Born: May 8, 1753, West Africa
Died: December 5, 1784, Boston, Massachusetts, United States

Biography :

  • Born as an African-American, Phillis Wheatley was purchased as a slave by the Wheatley family when she was only seven years old.
  • The Wheatley family was however very supportive and taught Phillis Wheatley how to read and write.
  • The Wheatley family also extended their full support once Phillis began to write her own poems.
  • Phillis Wheatley accompanied her master’s son, Nathaniel Wheatley to London where she had the opportunity to meet the Lord Mayor.
  • It was during Phillis’ visit to London that her collection of poetry was published.
  • Very soon after the publication of her poems and the death of her master, Phillis Wheatley was freed from slavery.
  • Phillis Wheatley married a free black grocer, John Peters. However, her marriage was not successful as her husband was imprisoned and Phillis Wheatley died penniless.

Career :

  • When George III repealed the Stamp Act, Phillis Wheatley praised him in her poem, “To the King’s Most Excellent Majesty”.
  • Phillis Wheatley was widely recognized when she paid her tribute to George Whitefield in her poem.
  • Phillis Wheatley was first noticed in the intellectual crowd with her “Poems on Various Subjects, Religious and Moral”. This book had to be published in London as publishers in Boston refused to do so.
  • Phillis Wheatley also wrote a poem dedicated to George Washington.
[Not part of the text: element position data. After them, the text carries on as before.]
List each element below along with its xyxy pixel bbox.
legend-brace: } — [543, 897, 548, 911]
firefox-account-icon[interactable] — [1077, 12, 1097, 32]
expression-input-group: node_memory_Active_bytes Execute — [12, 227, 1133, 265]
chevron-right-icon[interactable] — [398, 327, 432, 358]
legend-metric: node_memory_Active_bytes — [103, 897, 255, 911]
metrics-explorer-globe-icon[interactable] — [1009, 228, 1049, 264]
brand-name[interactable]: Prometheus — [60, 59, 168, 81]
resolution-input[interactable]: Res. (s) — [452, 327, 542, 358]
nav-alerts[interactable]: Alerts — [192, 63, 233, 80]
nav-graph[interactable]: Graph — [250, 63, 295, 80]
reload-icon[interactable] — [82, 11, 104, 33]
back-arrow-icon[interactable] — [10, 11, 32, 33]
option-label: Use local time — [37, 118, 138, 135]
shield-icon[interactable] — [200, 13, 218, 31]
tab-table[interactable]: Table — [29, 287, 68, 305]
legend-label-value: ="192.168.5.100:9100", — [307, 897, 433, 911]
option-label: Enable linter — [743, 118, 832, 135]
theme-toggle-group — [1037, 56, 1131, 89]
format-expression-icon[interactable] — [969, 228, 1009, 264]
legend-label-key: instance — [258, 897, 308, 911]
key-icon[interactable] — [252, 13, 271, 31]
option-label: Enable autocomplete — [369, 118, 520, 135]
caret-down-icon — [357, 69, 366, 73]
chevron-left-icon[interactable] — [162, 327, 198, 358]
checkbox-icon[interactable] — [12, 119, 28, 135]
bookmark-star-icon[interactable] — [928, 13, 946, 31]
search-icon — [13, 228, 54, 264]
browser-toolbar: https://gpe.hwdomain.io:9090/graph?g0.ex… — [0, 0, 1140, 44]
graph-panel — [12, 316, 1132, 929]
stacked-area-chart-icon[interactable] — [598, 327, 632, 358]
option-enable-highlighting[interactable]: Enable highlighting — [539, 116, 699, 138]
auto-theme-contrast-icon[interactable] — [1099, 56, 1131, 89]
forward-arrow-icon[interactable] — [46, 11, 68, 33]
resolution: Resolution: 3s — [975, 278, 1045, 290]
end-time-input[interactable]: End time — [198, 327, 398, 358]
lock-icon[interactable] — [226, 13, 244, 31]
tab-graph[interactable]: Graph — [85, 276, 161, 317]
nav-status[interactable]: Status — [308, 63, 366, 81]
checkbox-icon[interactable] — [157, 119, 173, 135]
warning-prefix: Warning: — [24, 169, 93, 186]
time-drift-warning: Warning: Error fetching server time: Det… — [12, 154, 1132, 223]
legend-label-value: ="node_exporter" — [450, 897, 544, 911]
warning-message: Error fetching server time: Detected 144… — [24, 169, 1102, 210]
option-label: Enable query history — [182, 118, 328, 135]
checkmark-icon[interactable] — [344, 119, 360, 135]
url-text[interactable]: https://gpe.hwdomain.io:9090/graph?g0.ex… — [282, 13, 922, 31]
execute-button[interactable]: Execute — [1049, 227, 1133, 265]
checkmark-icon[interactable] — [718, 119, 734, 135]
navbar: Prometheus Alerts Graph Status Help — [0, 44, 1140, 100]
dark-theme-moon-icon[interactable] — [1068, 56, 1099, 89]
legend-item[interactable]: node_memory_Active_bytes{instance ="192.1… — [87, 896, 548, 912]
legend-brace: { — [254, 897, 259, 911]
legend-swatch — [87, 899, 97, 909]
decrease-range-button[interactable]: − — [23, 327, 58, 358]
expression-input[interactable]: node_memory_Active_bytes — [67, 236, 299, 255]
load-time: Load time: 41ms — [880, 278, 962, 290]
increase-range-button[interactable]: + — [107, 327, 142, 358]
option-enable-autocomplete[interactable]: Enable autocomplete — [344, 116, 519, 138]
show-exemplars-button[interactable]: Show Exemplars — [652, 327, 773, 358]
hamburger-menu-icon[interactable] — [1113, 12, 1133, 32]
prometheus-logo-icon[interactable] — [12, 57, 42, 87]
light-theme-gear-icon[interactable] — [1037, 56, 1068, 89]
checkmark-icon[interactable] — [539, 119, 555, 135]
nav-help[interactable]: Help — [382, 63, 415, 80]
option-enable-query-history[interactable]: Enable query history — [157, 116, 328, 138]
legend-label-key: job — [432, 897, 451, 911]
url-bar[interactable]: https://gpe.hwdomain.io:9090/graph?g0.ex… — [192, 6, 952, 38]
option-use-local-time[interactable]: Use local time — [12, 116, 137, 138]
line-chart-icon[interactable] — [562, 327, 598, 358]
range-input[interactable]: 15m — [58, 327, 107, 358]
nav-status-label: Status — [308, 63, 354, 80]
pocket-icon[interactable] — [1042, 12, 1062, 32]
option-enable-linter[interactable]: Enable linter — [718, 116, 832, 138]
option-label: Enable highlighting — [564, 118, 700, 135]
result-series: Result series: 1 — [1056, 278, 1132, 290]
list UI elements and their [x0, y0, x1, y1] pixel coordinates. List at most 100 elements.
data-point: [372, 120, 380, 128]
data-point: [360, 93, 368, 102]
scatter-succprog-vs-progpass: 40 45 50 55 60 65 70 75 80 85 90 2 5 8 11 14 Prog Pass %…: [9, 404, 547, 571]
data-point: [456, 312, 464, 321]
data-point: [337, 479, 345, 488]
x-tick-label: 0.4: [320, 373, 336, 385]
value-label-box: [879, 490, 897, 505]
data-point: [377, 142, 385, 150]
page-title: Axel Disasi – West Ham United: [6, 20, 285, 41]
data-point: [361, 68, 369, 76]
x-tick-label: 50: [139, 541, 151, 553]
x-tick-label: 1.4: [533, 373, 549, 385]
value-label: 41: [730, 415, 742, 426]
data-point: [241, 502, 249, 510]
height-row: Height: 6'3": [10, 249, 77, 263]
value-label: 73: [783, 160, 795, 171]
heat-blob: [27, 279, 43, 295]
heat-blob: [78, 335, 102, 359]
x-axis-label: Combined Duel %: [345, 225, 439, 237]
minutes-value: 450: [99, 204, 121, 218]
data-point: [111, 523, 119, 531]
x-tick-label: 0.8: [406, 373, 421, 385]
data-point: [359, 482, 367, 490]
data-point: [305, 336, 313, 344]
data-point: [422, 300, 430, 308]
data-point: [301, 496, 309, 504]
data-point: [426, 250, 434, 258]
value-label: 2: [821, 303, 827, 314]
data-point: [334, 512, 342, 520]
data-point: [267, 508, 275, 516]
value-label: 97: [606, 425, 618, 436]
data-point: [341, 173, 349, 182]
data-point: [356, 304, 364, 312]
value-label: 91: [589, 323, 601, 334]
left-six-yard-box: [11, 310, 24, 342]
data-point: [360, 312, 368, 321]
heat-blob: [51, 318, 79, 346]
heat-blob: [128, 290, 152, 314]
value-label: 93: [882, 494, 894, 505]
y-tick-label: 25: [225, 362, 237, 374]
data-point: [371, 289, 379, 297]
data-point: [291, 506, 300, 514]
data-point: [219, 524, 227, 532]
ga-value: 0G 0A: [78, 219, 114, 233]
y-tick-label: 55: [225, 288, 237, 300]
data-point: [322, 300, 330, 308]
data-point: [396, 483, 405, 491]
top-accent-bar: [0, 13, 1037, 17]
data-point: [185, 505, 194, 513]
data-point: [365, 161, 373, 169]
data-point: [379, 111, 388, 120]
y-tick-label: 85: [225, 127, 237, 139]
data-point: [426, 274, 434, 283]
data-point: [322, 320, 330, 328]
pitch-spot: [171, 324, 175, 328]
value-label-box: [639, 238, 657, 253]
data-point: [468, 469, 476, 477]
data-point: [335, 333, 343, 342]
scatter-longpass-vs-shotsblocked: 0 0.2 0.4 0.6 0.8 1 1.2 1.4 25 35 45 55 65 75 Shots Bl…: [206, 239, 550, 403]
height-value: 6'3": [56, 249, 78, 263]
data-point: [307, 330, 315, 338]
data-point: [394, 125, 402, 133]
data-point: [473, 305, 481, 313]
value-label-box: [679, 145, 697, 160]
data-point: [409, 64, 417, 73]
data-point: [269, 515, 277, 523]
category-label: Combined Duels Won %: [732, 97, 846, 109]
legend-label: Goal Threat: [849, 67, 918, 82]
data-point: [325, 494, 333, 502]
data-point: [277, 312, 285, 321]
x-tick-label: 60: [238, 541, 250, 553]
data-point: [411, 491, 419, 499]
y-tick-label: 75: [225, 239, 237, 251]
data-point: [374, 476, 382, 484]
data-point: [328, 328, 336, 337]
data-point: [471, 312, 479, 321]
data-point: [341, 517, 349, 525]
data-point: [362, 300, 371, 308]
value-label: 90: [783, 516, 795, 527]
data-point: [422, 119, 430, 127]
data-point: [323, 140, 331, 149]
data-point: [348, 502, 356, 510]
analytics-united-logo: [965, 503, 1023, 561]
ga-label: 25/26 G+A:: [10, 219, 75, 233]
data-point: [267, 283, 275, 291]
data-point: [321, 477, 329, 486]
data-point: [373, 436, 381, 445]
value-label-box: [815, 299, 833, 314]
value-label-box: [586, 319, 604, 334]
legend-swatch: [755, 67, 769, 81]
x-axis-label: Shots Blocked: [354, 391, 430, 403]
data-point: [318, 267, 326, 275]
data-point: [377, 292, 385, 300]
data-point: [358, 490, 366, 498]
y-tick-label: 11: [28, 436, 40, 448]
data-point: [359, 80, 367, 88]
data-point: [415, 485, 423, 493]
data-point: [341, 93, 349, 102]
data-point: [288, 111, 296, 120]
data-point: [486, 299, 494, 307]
As a result Phillis Wheatley was invited to George Washington’s house and her poem was republished in the “Pennsylvania Gazette by Thomas Jefferson.
  • Phillis Wheatley mostly wrote about eminent persons of the society and on religious themes.
  • Being a victim of slavery, Phillis Wheatley wrote a poem “On Being Brought from Africa to America” in which she strongly condemns slavery.
  • At a time when the African Americans were treated as slaves, Phillis Wheatley’s writing skills were doubted by the Americans. So, she had to prove her writing abilities in a court and finally it was testified that the poems had actually been written by her.

Achievements :

  • Phillis Wheatley is said to be the creator of the African American literature.
  • Phillis Wheatley was the first African American woman who published a book.
  • At the University of Massachusetts Boston, a building has been named after Phillis Wheatley.
  • Phillis Wheatley has been listed as one of the hundred greatest African Americans by Molefi Kete Asante.

Quotes :

“Through thickest gloom look back, immortal shade, On that confusion which thy death has made.”